Maurice Boakye

Personal information
- Full name: Maurice Osei Boakye
- Date of birth: 1 September 2004 (age 21)
- Place of birth: Hamburg, Germany
- Height: 1.79 m (5 ft 10 in)
- Position: Forward

Team information
- Current team: Marítimo
- Number: 90

Youth career
- SC Concordia von 1907
- 2020–2022: Hamburger SV
- 2022–2023: Eimsbütteler TV

Senior career*
- Years: Team / Apps / (Gls)
- 2023–2024: Eimsbütteler TV / 34 / (7)
- 2024–2025: VfB Stuttgart II / 4 / (0)
- 2025–2026: Hamburger SV II / 43 / (26)
- 2026–: Marítimo / 1 / (0)

= Maurice Boakye =

German footballer

Maurice Osei Boakye (born 1 September 2004) is a German professional footballer who plays as a forward for the Primeira Liga club Marítimo.

== Career ==
Boakye is a product of the youth academies of the German clubs SC Concordia von 1907, Hamburger SV and Eimsbütteler TV. He began his senior career with Eimsbüttel in 2023 and helped them achieve promotion to the Regionalliga. On 6 May 2024, he joined VfB Stuttgart II in the Regionalliga.

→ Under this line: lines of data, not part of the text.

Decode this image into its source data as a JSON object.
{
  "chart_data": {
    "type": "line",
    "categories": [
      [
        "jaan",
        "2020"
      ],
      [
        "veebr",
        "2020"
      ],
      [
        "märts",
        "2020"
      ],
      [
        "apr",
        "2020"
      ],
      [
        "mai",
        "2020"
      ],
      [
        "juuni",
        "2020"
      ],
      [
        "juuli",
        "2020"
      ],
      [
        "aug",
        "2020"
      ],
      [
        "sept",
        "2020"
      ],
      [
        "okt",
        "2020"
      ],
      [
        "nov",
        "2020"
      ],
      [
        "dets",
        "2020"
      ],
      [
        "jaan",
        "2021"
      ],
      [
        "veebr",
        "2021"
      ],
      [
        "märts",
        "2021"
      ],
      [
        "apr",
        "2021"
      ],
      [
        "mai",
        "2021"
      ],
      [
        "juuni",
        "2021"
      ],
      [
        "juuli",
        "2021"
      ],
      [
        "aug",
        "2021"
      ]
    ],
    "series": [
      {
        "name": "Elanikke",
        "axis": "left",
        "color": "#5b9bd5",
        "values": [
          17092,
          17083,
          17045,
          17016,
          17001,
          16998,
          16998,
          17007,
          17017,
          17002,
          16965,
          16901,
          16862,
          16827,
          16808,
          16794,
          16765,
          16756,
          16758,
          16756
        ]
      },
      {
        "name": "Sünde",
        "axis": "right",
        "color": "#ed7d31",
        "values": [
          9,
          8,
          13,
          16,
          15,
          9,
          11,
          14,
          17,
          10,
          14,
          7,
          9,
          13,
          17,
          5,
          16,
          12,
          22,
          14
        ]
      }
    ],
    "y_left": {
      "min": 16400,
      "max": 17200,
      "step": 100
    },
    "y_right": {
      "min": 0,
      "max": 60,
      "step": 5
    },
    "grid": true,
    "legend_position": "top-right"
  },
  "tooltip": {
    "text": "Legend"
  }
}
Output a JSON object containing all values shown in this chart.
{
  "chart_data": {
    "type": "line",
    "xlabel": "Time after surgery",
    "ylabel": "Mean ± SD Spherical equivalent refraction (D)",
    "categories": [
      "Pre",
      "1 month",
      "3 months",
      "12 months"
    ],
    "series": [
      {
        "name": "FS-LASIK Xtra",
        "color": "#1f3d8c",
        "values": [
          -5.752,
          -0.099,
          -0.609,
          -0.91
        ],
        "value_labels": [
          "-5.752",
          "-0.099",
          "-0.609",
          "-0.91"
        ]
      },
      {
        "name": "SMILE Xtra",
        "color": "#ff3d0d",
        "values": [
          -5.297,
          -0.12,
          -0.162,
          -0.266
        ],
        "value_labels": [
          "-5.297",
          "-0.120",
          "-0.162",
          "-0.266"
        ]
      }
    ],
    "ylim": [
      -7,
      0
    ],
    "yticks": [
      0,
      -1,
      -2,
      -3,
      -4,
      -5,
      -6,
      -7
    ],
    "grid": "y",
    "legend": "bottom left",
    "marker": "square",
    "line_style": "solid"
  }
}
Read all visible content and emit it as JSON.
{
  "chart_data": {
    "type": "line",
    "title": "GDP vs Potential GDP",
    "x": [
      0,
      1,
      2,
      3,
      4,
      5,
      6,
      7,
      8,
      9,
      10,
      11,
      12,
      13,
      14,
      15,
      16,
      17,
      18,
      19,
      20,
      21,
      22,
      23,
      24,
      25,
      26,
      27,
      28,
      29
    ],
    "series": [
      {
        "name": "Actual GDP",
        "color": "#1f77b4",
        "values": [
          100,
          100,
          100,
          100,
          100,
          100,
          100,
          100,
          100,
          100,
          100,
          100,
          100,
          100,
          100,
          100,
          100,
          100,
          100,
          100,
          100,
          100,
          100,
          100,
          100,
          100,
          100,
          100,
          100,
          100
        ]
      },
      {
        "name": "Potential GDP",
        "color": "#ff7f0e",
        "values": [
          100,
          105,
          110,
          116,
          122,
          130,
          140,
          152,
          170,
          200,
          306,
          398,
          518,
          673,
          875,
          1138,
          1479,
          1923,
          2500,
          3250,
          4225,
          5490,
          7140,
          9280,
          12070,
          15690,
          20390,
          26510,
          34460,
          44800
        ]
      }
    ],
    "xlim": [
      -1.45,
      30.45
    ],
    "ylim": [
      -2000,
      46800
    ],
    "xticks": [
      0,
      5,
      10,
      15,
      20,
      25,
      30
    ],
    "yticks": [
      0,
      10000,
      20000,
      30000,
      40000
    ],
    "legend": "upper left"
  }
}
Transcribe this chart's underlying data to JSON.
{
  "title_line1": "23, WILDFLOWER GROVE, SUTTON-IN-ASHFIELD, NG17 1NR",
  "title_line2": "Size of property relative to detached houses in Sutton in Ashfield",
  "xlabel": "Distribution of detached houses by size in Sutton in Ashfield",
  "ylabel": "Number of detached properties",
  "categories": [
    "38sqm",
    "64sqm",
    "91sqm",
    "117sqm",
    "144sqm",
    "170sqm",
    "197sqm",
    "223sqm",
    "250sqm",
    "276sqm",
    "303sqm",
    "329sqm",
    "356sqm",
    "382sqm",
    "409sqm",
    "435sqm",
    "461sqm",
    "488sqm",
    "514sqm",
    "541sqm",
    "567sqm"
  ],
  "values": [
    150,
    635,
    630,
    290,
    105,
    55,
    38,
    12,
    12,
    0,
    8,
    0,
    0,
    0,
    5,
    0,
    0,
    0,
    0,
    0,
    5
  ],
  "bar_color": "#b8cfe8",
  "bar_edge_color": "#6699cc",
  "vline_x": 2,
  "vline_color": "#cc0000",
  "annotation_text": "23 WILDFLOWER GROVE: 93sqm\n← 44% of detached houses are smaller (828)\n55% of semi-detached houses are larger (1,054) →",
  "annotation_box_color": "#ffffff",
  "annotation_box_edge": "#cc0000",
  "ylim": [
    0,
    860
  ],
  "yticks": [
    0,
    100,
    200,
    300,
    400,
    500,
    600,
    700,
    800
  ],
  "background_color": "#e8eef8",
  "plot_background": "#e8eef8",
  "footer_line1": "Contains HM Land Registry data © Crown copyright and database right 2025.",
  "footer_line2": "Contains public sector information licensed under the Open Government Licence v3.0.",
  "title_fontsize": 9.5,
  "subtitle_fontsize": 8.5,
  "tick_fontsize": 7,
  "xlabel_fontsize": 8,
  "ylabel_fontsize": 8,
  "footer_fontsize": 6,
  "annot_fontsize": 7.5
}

He moved over to Hamburger SV II on 3 February 2025. He scored 23 goals and made 5 assists with Hamburger SV II for the 2025–26 season.

On 7 July 2026, Boakye transferred to the newly promoted Portuguese club Marítimo in the Primeira Liga on a contract until 2029.

== Personal life ==
Born in Germany, Boakye is of Ghanaian descent.